The issue seemed simple enough: Find a photo of a green landscape with a clean blue sky, add the company’s logo and tagline and post it on the homepage of the site. Sure, they could easily find an inexpensive photo that matched their need but after that, emptiness. For a small company with no in-house graphic designer, no access to any editing tool and no one who really knows anything about it, a simple job became an expensive nightmare.

As stock photo companies expand their reach to non-professional image buyers, those in the very vast pool of SMB ( Small and Medium Businesses), this is an experience they see repeated over and over again. While they have greatly facilitated access to stock imagery, via extensive choices and reachable pricing, they’ve also opened up the door to wide-ranging frustration amongst their clients: How to get from concept to product in the most seamless way.

Some start-ups have taken advantage of the big stock photo companies unresponsiveness to this issue and have built lucrative businesses around solving it. Australian based Canva, for example, has flipped the problem upside down, letting you create your final product online before committing to buying the right image. When customers hit the cash register, they  download a 100% finished project they can immediately use. Using cleverly designed UI ( User Interface), they hand hold their clients through the creative process, making sure that even the most inexperienced individual can come out with a satisfying result.

Canva makes it extremely simple to create a design from a full database of images

On the West coast of the USA, another company, Placeit.net, allows for anyone to easily insert a screenshot of their app or website inside a stock photo of  mobile/tablet/laptop/TV by just uploading it or even simpler, inserting the URL. Everything else is done automatically, fitting the angle, lighting and composition of the original stock image. A few simple click, and it’s done. Here again, the client comes out with a fully finished creation they can use immediately.

Placeit.net makes it very simple to insert an image within stock images

Both companies treat the stock image as a secondary product in the process, making sure that their customers can reach their desired finished product first. It is not stock imagery they sell (well, not directly), but rather what you can do with it. It is 100% success oriented. We call it “value added stock photography”.
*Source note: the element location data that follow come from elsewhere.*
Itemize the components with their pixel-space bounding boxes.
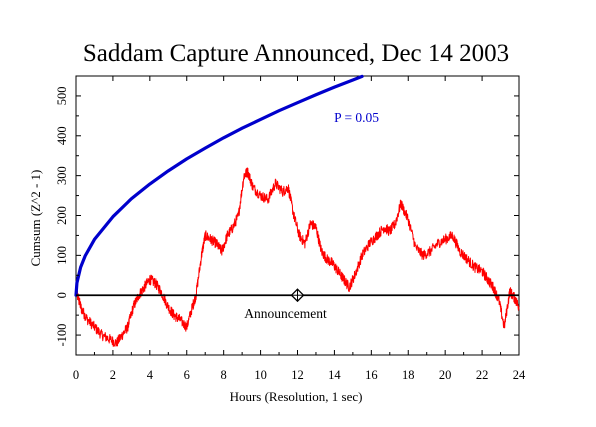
x-tick-label: 22	[476, 368, 489, 382]
x-tick-label: 20	[439, 368, 452, 382]
x-tick-label: 12	[291, 368, 304, 382]
y-tick-label: 200	[55, 206, 69, 225]
x-tick-label: 14	[328, 368, 341, 382]
series-line-probability	[74, 74, 364, 297]
plot-area: 0 2 4 6 8 10 12 14 16 18 20 22 24-100010020030040050…	[55, 74, 526, 382]
y-tick-label: 500	[55, 87, 69, 106]
x-tick-label: 6	[184, 368, 190, 382]
series-layer	[74, 74, 520, 347]
y-tick-label: -100	[55, 324, 69, 347]
y-axis-label: Cumsum (Z^2 - 1)	[28, 170, 43, 267]
x-tick-label: 18	[402, 368, 415, 382]
probability-label: P = 0.05	[334, 110, 379, 125]
ticks-layer: 0 2 4 6 8 10 12 14 16 18 20 22 24-100010020030040050…	[55, 75, 526, 382]
announcement-marker	[290, 288, 305, 303]
series-line-data	[75, 167, 520, 347]
x-tick-label: 24	[513, 368, 526, 382]
announcement-label: Announcement	[244, 306, 327, 321]
y-tick-label: 300	[55, 166, 69, 185]
x-axis-label: Hours (Resolution, 1 sec)	[230, 389, 363, 404]
x-tick-label: 0	[73, 368, 79, 382]
x-tick-label: 10	[254, 368, 267, 382]
y-tick-label: 400	[55, 126, 69, 145]
x-tick-label: 4	[147, 368, 154, 382]
x-tick-label: 8	[221, 368, 227, 382]
x-tick-label: 16	[365, 368, 378, 382]
chart-title: Saddam Capture Announced, Dec 14 2003	[83, 40, 509, 67]
y-tick-label: 100	[55, 246, 69, 265]
x-tick-label: 2	[110, 368, 116, 382]
y-tick-label: 0	[55, 292, 69, 298]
The time where being a simple stock photo agency just offering thousands, if not millions of images, is over.  While certainly of use for large enterprise buyers, it is becoming ill-fitted to the modern landscape. Already we have seen, and will keep on seeing, large players like Shutterstock, Adobe, or Getty, making their content available within third-party software via their api’s. Instead of forcing customers to drop what they are doing to come to them to purchase a photo, they make their collections available at the point of decision. For example, if I am building a website via wordpress.com, I can easily license and use a photo without ever leaving the editor. Adobe, with the acquisition of Fotolia, and its subsequent seamless integration in its suite of software is another great example. Or Shutterstock and its deal with Facebook.

But workflow integration, while certainly a decisive step forward, it is still not enough. The great majority of  image usage involves some type of manipulation after it has been purchased from a stock agency. Some, like editorial, are minimal (cropping, resizing) while others involve adding and placing elements like text or other images. Nothing that a good online editor cannot handle. In fact, Shutterstock has started experimenting with its own version, still very basic for now (resizing and filters only). But the next step will be to offer the full scope of editing choices to empower customers to fully rework images. So that they can close the loop on the experience and leave with something they can use.

The reason this is crucial is because most buyers do not see stock photography the same way as stock houses. Buyers think in term of finished product. I need to create a banner, or I need to do an email campaign, or I need  to announce my 50% sale. In other words, they have a final goal in mind. Stock houses will only sell them an image for that project. They think in terms of selling parts. Here is an image, go somewhere to go add some text, crop it and resize it. Bye.  While customers need a car, they sell them an empty chassis.

If they do not want to lose customers to the Canva or Placeit of the world, stock photo agencies need to  start offering the same service. By giving them the complete set of tools that will bring them from finding the image to the finished product, they transform each experience into a success.  Not only they will find that they will satisfy a lot of their current customers needs but, as well, attract many new ones who were previously turned off by the complexity of the process.